DOI: 10.3390/medicina62071265 ISSN: 1648-9144

Protected-Airway Local/Regional Analgesia-Dominant Strategy Versus General Anesthesia and ICU Length of Stay in Elderly Patients with Traumatic Intracranial Hemorrhage: A Propensity Score-Matched Cohort Study

Cheol Lee, Taewan Won

Background/Objectives: Older adults undergoing surgery for intracranial hemorrhagic lesions after head trauma are clinically heterogeneous, and burr-hole drainage for trauma-related chronic or localized subdural hematoma differs substantially from craniotomy for acute lesions. We evaluated whether a protected-airway local/regional analgesia-dominant strategy (LA), in which airway protection was maintained but continuous maintenance-dose general anesthesia was not planned, was associated with shorter intensive care unit (ICU) stay than conventional general anesthesia (GA). Materials and Methods: In this single-center propensity score-matched retrospective cohort study, 330 patients aged ≥65 years with admission Glasgow Coma Scale (GCS) ≤ 8 who underwent surgery between 2015 and 2024 were analyzed. The LA approach was a pragmatic, jointly selected anesthesiologist–neurosurgeon strategy for carefully selected short burr-hole or localized subdural hematoma procedures; it was not an awake technique and not a protocol of leaving an intubated patient without drugs for airway-device tolerance. A protected airway could include a tracheal tube, supraglottic airway, or preexisting endotracheal tube according to clinical context, and titrated analgesic, sedative, or rescue anesthetic medications were permitted when clinically required. Propensity scores were estimated using age, sex, admission GCS, American Society of Anesthesiologists class, and Charlson Comorbidity Index; lesion category, procedure type, antithrombotic therapy, and intraoperative hypotension were examined as major sources of residual confounding. Results: After matching, the LA group had shorter ICU stay (4 [IQR 2–6] vs. 6 [4–10] days; p < 0.001).
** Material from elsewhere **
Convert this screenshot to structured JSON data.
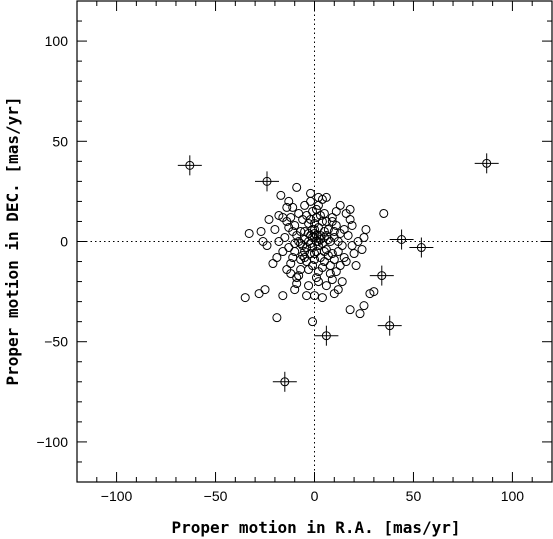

Negative binomial regression showed a 28% lower expected ICU stay with LA (incidence rate ratio 0.72, 95% CI 0.58–0.89; p = 0.003), and competing-risk analysis showed faster alive ICU discharge (subdistribution hazard ratio 1.41, 95% CI 1.08–1.84; p = 0.012). Conclusions: In this heterogeneous retrospective cohort, the LA strategy was associated with shorter ICU stay, particularly within selected burr-hole-dominant cases. These findings are hypothesis-generating and should not be interpreted as proof of superiority across acute traumatic brain injury, all lesion types, or all neurosurgical procedures.